In connection with my directions of November 13, 1974, requesting United States Attorneys to report the results of the review undertaken with regard to draft evaders eligible for the clemency program, it is requested that a list containing the names and selective service numbers of all draft evaders whose cases have been reviewed and found not lacking in prosecutive merit be prepared and forwarded to the department. . . .

 This directive would appear to support the defendant's position more than the Government's. It directs that a list of all meritorious cases be prepared. It says nothing about deleting the names of those defendants who might be covered by § 1182(a)(22). According to the November 27, 1974 letter from Assistant Attorney General Henry E. Peterson to Eugene N. Harley, Esquire, *fn8" the November 13, 1974 directive required the review of all pending draft-evader cases. *fn9" The November 29, 1974 letter from Peterson to Melvin L. Wulf, Esquire makes the same assertion. *fn10" Neither letter *fn11" makes any mention of § 1182(a)(22).
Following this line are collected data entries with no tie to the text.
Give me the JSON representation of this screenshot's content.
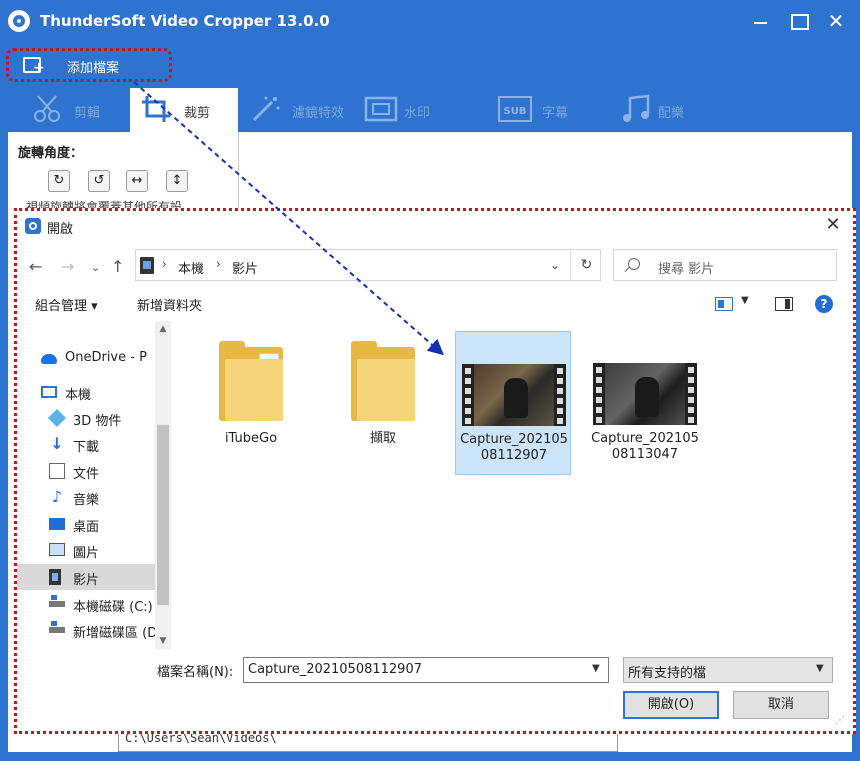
{
  "app": {
    "title": "ThunderSoft Video Cropper 13.0.0",
    "add_file_label": "添加檔案",
    "tabs": [
      {
        "label": "剪輯",
        "icon": "cut-icon"
      },
      {
        "label": "裁剪",
        "icon": "crop-icon"
      },
      {
        "label": "濾鏡特效",
        "icon": "magic-wand-icon"
      },
      {
        "label": "水印",
        "icon": "watermark-icon"
      },
      {
        "label": "字幕",
        "icon": "subtitle-icon"
      },
      {
        "label": "配樂",
        "icon": "music-icon"
      }
    ],
    "active_tab": "裁剪",
    "rotate_label": "旋轉角度：",
    "rotate_buttons": [
      "rotate-clockwise-icon",
      "rotate-counterclockwise-icon",
      "flip-horizontal-icon",
      "flip-vertical-icon"
    ],
    "partial_text": "視頻旋轉將會覆蓋其他所有設",
    "output_path": "C:\\Users\\Sean\\Videos\\",
    "colors": {
      "accent": "#2f73d0",
      "annotation_red": "#c4151c",
      "annotation_blue": "#1530b8"
    }
  },
  "dialog": {
    "title": "開啟",
    "breadcrumbs": [
      "本機",
      "影片"
    ],
    "search_placeholder": "搜尋 影片",
    "organize_label": "組合管理",
    "new_folder_label": "新增資料夾",
    "nav_items": [
      {
        "label": "OneDrive - Pe",
        "icon": "onedrive-icon",
        "top": true
      },
      {
        "label": "本機",
        "icon": "computer-icon",
        "top": true
      },
      {
        "label": "3D 物件",
        "icon": "3d-objects-icon"
      },
      {
        "label": "下載",
        "icon": "downloads-icon"
      },
      {
        "label": "文件",
        "icon": "documents-icon"
      },
      {
        "label": "音樂",
        "icon": "music-icon"
      },
      {
        "label": "桌面",
        "icon": "desktop-icon"
      },
      {
        "label": "圖片",
        "icon": "pictures-icon"
      },
      {
        "label": "影片",
        "icon": "videos-icon",
        "selected": true
      },
      {
        "label": "本機磁碟 (C:)",
        "icon": "local-disk-icon"
      },
      {
        "label": "新增磁碟區 (D",
        "icon": "drive-icon"
      }
    ],
    "files": [
      {
        "name": "iTubeGo",
        "type": "folder"
      },
      {
        "name": "擷取",
        "type": "folder"
      },
      {
        "name": "Capture_20210508112907",
        "type": "video",
        "selected": true
      },
      {
        "name": "Capture_20210508113047",
        "type": "video"
      }
    ],
    "file_name_label": "檔案名稱(N):",
    "file_name_value": "Capture_20210508112907",
    "filter_value": "所有支持的檔",
    "open_button": "開啟(O)",
    "cancel_button": "取消"
  }
}
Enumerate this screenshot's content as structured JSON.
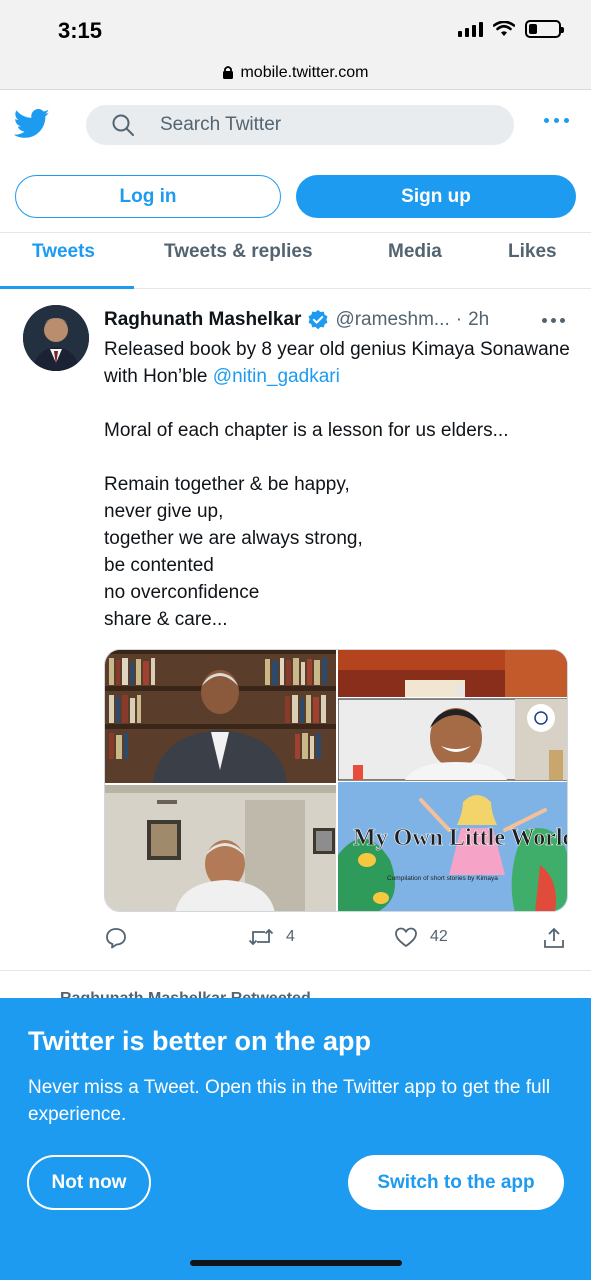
{
  "status_bar": {
    "time": "3:15"
  },
  "browser": {
    "url": "mobile.twitter.com"
  },
  "header": {
    "search_placeholder": "Search Twitter"
  },
  "auth": {
    "login_label": "Log in",
    "signup_label": "Sign up"
  },
  "tabs": [
    {
      "label": "Tweets",
      "active": true
    },
    {
      "label": "Tweets & replies",
      "active": false
    },
    {
      "label": "Media",
      "active": false
    },
    {
      "label": "Likes",
      "active": false
    }
  ],
  "tweet": {
    "author_name": "Raghunath Mashelkar",
    "handle": "@rameshm...",
    "separator": "·",
    "time": "2h",
    "text_intro": "Released book by 8 year old genius Kimaya Sonawane with Hon’ble ",
    "mention": "@nitin_gadkari",
    "text_body": "Moral of each chapter is a lesson for us elders...\n\nRemain together & be happy,\nnever give up,\ntogether we are always strong,\nbe contented\nno overconfidence\nshare & care...",
    "book_cover_text": "My Own Little World.",
    "book_cover_subtitle": "Compilation of short stories by Kimaya",
    "retweet_count": "4",
    "like_count": "42"
  },
  "next_item": {
    "retweeted_text": "Raghunath Mashelkar Retweeted"
  },
  "app_banner": {
    "title": "Twitter is better on the app",
    "text": "Never miss a Tweet. Open this in the Twitter app to get the full experience.",
    "not_now_label": "Not now",
    "switch_label": "Switch to the app"
  },
  "colors": {
    "accent": "#1d9bf0",
    "text": "#0f1419",
    "secondary": "#536471"
  }
}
 A January 29, 1975 telex to all United States Attorneys, which contains the text of the Kennedy cover letter, directs the United States Attorneys to take certain actions with respect to those alleged draft evaders living in foreign countries. If the case was found to lack prosecutive merit but the individual was potentially excludable under § 1182(a)(22), the name was to be forwarded to the Immigration and Naturalization Service. If the case still had merit, but the individual lived in a foreign country, the name was to be forwarded to the State Department for restrictive passport action. There was no indication that such names had been omitted from the list.

 It is the opinion of this court that the names of all defendants who were potentially excludable under § 1182 (a)(22) should have been included on the Kennedy list. Those individuals were eligible for the clemency program unless there was an administrative determination that § 1182(a)(22) applied. Any ex parte determinations otherwise by United States Attorneys were improper and not, in my opinion, in conformity with the Department of Justice directives.

 In addition, the Kennedy cover letter represented the Kennedy list to be final. It represented that, with one stated exception, the list contains the names of all draft cases deemed to have merit. Thus, whatever the intent of the earlier directives, the Government in the Kennedy letter represented to the public, and especially those under indictment, through Senator Kennedy, that the list was all inclusive. This is the clear import of the letter. The letter does not state that the names of those potentially excludable under § 1182(a)(22) need not have been placed on the list.

 In his letter of February 27, 1975 to Senator Kennedy, Attorney General Levi stated that "it is our position that we shall adhere to the representations made in the Department letter of January 24 to you." In so doing, Attorney General Levi assured Senator Kennedy that any individual whose name was not on the list would not be prosecuted, even though the individual was, at that time, negotiating a clemency agreement and knew that his case was considered to have merit.

 In light of the above, it is clear that the indictment must be dismissed. *fn12" The court is reluctant to base its decision on the concept of estoppel, although both sides have agreed that an estoppel would exist if defendant's name belonged on the list. Estoppel is essentially a civil concept. The court prefers to base its decision to dismiss the indictment on the Attorney General's avowed policy to abide by the representations contained in the Kennedy letter and other official pronouncements.

 It is clear that the Kennedy list should have included the names of potentially excludable draft offenders whose cases were deemed meritorious. It is equally clear that the government represented the list to be final in such a way that those in defendant's position could safely assume that their cases lacked prosecutive merit. To allow the Government to prosecute this defendant would be totally inconsistent with the policy established by the country's chief law enforcement officer, the Attorney General.

 The indictment is dismissed. Defendant will submit an appropriate order.